Sara Schneider,  – October 3, 2007

Here’s our quickie guide to the three main dessert wines ( late-harvest, sweet sparklers, and port-style) and how they pair with holiday sweets.

Rule of thumb: The wine should be at least as sweet as the dessert, with enough acidity for balance.


Made from grapes left on the vine past normal picking times to build sugar levels.

Tastes like

Whites: nectarlike stone fruit, candied citrus, and baked apple flavors. If the grapes had botrytis, or “noble rot,” expect honey.

Red (namely late-harvest Zinfandel): full of dried cherries and chocolate.

Great with

Cheesecake with berries, fruit tarts, apple pie, and carrot cake; late-harvest Zin is yummy with chocolate.

Wine picks

Northwest Totem Cellars Elerding Vineyard Late Harvest Viognier 2006 (Columbia Valley; $28, 375 ml.). Rich, honeyed apricot nectar, with a very long finish.

Airfield Estates Riesling Ice Wine 2006 (Yakima Valley; $28, 375 ml.). Made from grapes that have been picked and pressed while frozen, ice wine ( eiswein, the Germans call it) is intense ― this one with floral aromas and minerally peach nectar flavors.

Covey Run Reserve Semillon Ice Wine 2005 (Yakima Valley; $22, 375 ml.). Concentrated peach, apricot, and pineapple flavors wrapped in aromatic honeysuckle.

Dry Creek Vineyard Late Harvest Zinfandel 2005 (Dry Creek Valley; $30, 375 ml.). The only red in our late-harvest lineup offers berries, minty herbs, and chocolate.

Greenwood Ridge Vineyards Late Harvest White Riesling 2006 (Mendocino Ridge; $25, 375 ml.). Honeyed evidence of botrytis, with great acidity holding the sweet apricot and melon flavors in balance.

Heaven’s Cave Cellars Destiny Ridge Estate Vineyard “Make the Dash Count” “Icicles” Riesling Ice Wine 2005 (Horse Heaven Hills; $39, 375 ml.). Rich and honeyed but lively nectar of peaches, apricots, and tropicals balanced with a beautiful herbal minerality.

St. Supéry Moscato 2006 (California; $21, 750 ml.). A lovely light, refreshing wine, with juicy peaches and litchi fruit and touches of pineapple and orange zest.
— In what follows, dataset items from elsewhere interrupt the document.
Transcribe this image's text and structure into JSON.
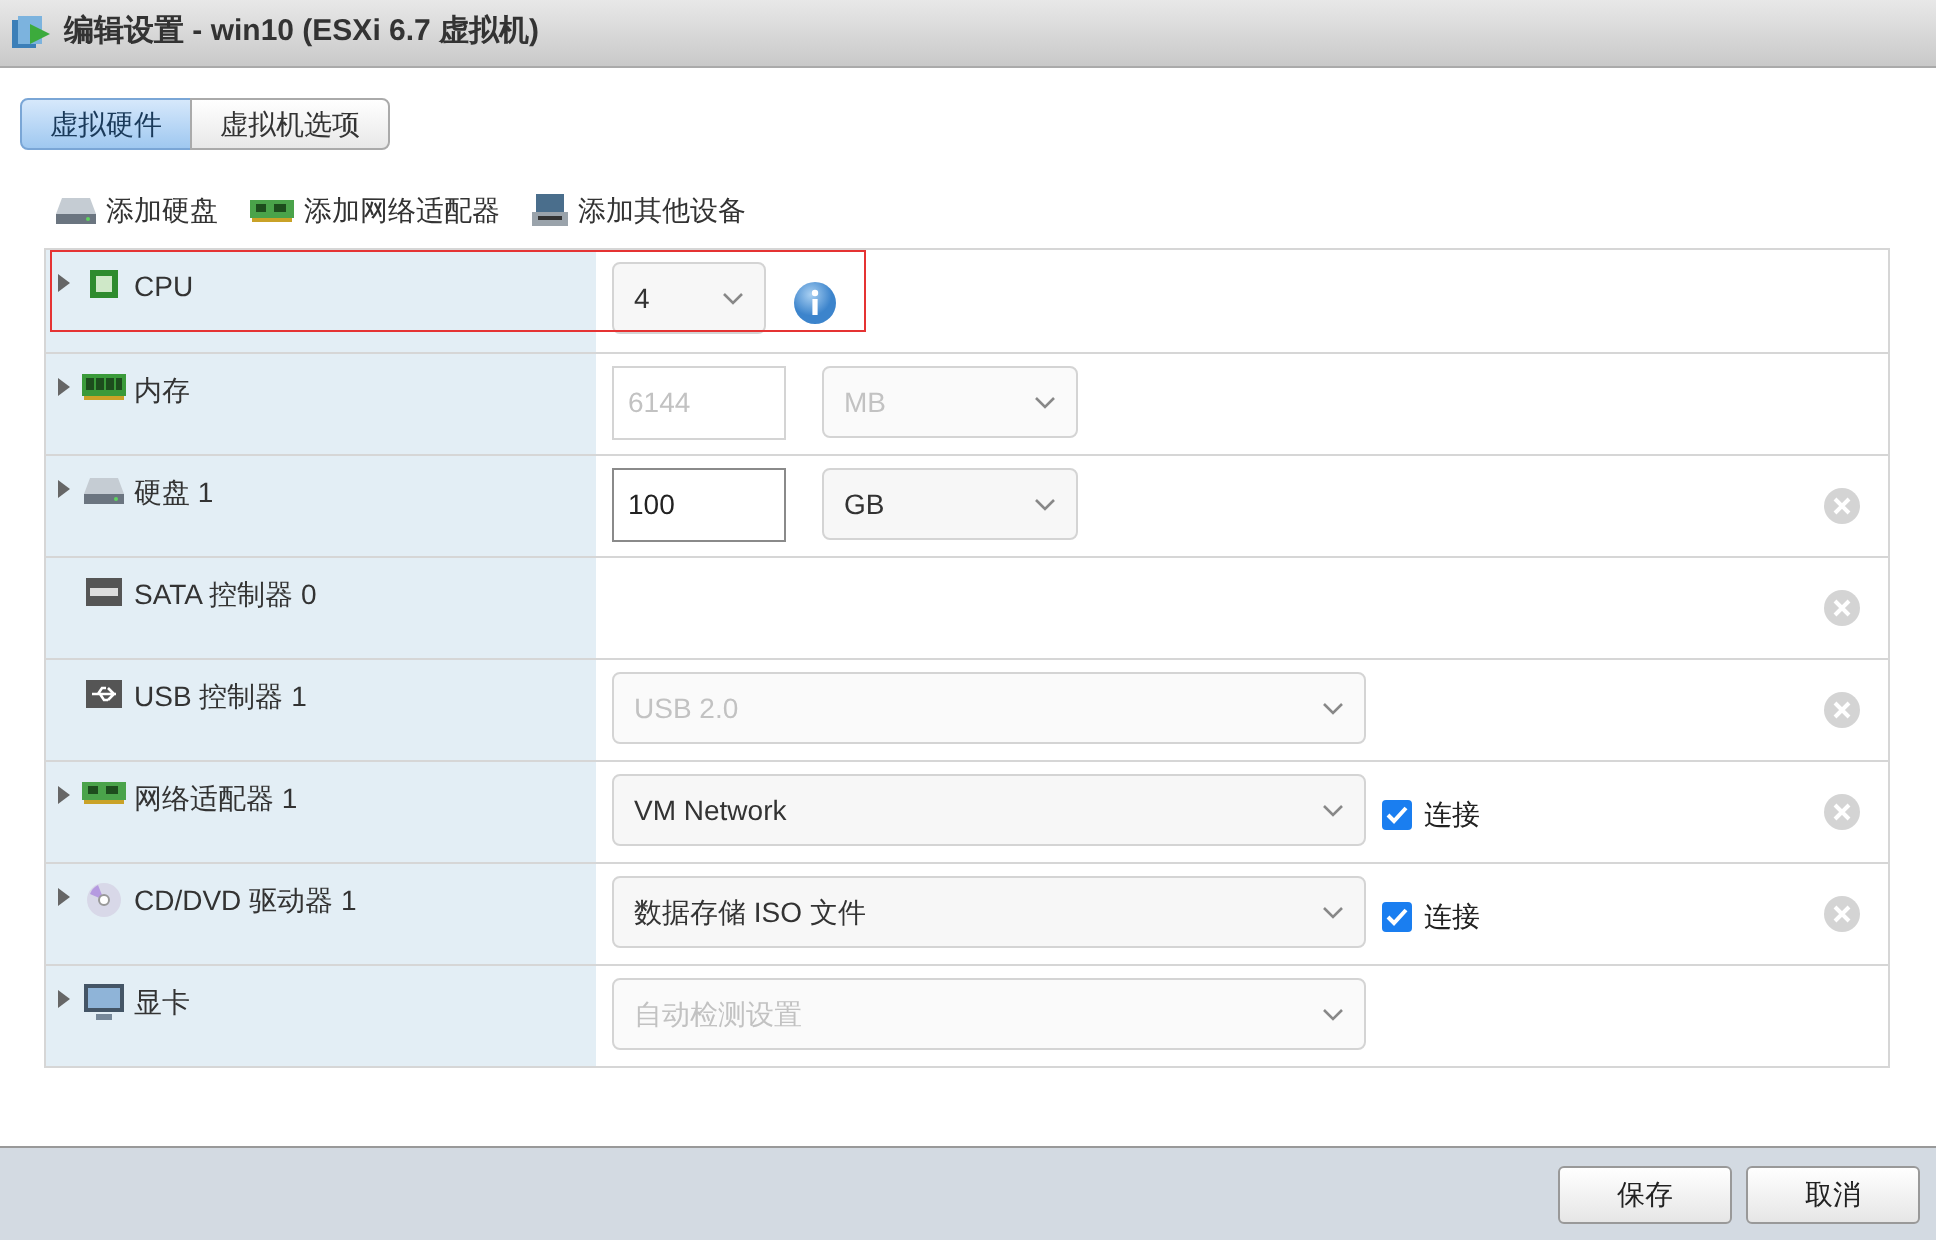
{
  "window": {
    "title": "编辑设置 - win10 (ESXi 6.7 虚拟机)"
  },
  "tabs": [
    {
      "label": "虚拟硬件",
      "selected": true
    },
    {
      "label": "虚拟机选项",
      "selected": false
    }
  ],
  "toolbar": [
    {
      "kind": "disk",
      "label": "添加硬盘"
    },
    {
      "kind": "nic",
      "label": "添加网络适配器"
    },
    {
      "kind": "device",
      "label": "添加其他设备"
    }
  ],
  "devices": [
    {
      "kind": "cpu",
      "label": "CPU",
      "expandable": true,
      "highlighted": true,
      "removable": false,
      "controls": [
        {
          "kind": "count",
          "value": "4",
          "disabled": false
        },
        {
          "kind": "info"
        }
      ]
    },
    {
      "kind": "memory",
      "label": "内存",
      "expandable": true,
      "highlighted": false,
      "removable": false,
      "controls": [
        {
          "kind": "number",
          "value": "6144",
          "disabled": true
        },
        {
          "kind": "unit",
          "value": "MB",
          "disabled": true
        }
      ]
    },
    {
      "kind": "disk",
      "label": "硬盘 1",
      "expandable": true,
      "highlighted": false,
      "removable": true,
      "controls": [
        {
          "kind": "number",
          "value": "100",
          "disabled": false
        },
        {
          "kind": "unit",
          "value": "GB",
          "disabled": false
        }
      ]
    },
    {
      "kind": "sata",
      "label": "SATA 控制器 0",
      "expandable": false,
      "highlighted": false,
      "removable": true
    },
    {
      "kind": "usb",
      "label": "USB 控制器 1",
      "expandable": false,
      "highlighted": false,
      "removable": true,
      "controls": [
        {
          "kind": "select",
          "value": "USB 2.0",
          "disabled": true
        }
      ]
    },
    {
      "kind": "nic",
      "label": "网络适配器 1",
      "expandable": true,
      "highlighted": false,
      "removable": true,
      "controls": [
        {
          "kind": "select",
          "value": "VM Network",
          "disabled": false
        },
        {
          "kind": "checkbox",
          "label": "连接",
          "checked": true
        }
      ]
    },
    {
      "kind": "cd",
      "label": "CD/DVD 驱动器 1",
      "expandable": true,
      "highlighted": false,
      "removable": true,
      "controls": [
        {
          "kind": "select",
          "value": "数据存储 ISO 文件",
          "disabled": false
        },
        {
          "kind": "checkbox",
          "label": "连接",
          "checked": true
        }
      ]
    },
    {
      "kind": "display",
      "label": "显卡",
      "expandable": true,
      "highlighted": false,
      "removable": false,
      "controls": [
        {
          "kind": "select",
          "value": "自动检测设置",
          "disabled": true
        }
      ]
    }
  ],
  "buttons": [
    {
      "label": "保存"
    },
    {
      "label": "取消"
    }
  ]
}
Called “extra dry,” “sec,” “demi-sec,” or “doux,” depending on the sweetness of the dosage (a blend of sugar and wine added just before corking).

Tastes like

Apple, pear, creamy citrus, berry, and yeast flavors.

Great with

Cheesecake, custard-fruit tarts, apple pie, buttery-crusted desserts, pumpkin pie, and English toffee.

Wine picks

Mumm Napa “Cuvée M” nonvintage (Napa Valley; $19, 750 ml.). Toasty yeast and spicy apples followed by vanilla-laced peaches and pears.

Domaine Ste. Michelle Extra Dry nonvintage (Columbia Valley; $12, 750 ml.). A pleasant bargain ― yeasty pear aromas and toasty apple flavors.

Schramsberg Crémant Demi-Sec 2004 (Napa, Mendocino, and Sonoma Counties; $38, 750 ml.). This is your pumpkin pie wine ― hints of warm spices mix with apricots, ripe peaches, and honeysuckle blossoms.


Sweet wines from Portuguese grape varieties, Zin, or Syrah, fortified with brandy.Tastes like

Dark cherry and berry flavors, with chocolate, coffee, and licorice.

Great with

All things chocolate, pecan pie, and mocha.

Wine picks

Eos Zinfandel Port 2003 (Paso Robles; $30, 375 ml.). Plush, textured palate of chocolate, coffee, licorice, and blackberries.

Robert Hall Vintage Port 2003 (Paso Robles; $34, 750 ml.). Made from traditional port grapes, with an interesting mix of anise, herbs, dried cherries, and chocolate.